"Diestimasikan bahwa penjualan SAF secara domestik dan ekspor dapat menciptakan keuntungan lebih dari Rp12 triliun per tahunnya. Selain itu, pengembangan industri SAF juga akan menjadi pintu masuk investasi kilang biofuel lebih lanjut dari swasta maupun BUMN," lanjutnya.
Indonesia, diprediksi Luhut, akan menjadi pasar penerbangan terbesar ke-4 di dunia. Hal itu melihat aspek geografis Indonesia juga sebagai negara kepulauan. Bahkan diasumsikan kebutuhan bahan bakar pesawat tembus 7.500 ton liter hingga tahun 2030.
"Oleh karena itu, intervensi untuk mengurangi emisi karbon menjadi penting.

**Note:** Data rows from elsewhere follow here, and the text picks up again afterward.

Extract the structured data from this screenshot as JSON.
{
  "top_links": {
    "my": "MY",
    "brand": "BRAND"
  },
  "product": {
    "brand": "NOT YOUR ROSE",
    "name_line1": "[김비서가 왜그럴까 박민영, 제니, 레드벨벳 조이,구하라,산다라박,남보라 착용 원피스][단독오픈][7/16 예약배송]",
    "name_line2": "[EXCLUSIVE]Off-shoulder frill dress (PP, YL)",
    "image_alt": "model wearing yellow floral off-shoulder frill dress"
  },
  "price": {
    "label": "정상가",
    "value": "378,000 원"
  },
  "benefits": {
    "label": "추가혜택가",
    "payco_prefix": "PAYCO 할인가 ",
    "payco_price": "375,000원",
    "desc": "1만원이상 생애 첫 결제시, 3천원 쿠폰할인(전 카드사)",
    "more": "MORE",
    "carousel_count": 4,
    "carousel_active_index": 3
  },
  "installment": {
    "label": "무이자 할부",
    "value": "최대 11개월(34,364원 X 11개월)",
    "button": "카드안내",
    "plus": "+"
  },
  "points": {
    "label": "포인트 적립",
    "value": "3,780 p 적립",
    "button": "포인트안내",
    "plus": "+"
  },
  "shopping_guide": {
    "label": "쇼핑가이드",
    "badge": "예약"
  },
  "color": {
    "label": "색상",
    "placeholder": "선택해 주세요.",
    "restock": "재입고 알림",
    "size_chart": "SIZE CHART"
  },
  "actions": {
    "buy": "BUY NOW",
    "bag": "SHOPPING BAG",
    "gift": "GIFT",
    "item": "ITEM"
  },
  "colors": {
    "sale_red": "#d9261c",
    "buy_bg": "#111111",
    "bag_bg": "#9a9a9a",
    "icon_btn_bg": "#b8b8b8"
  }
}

Dari berbagai data dan kajian, bisa saya simpulkan bahwa SAF adalah solusi paling efektif untuk mewujudkan masa depan penerbangan yang ramah lingkungan di Indonesia," kata Luhut.
"Sehingga upaya menciptakan Bahan Bakar Aviasi Ramah Lingkungan (SAF) ini bukan hanya menjadi inovasi semata, melainkan suatu komitmen dalam upaya mengurangi emisi karbon global," pungkasnya.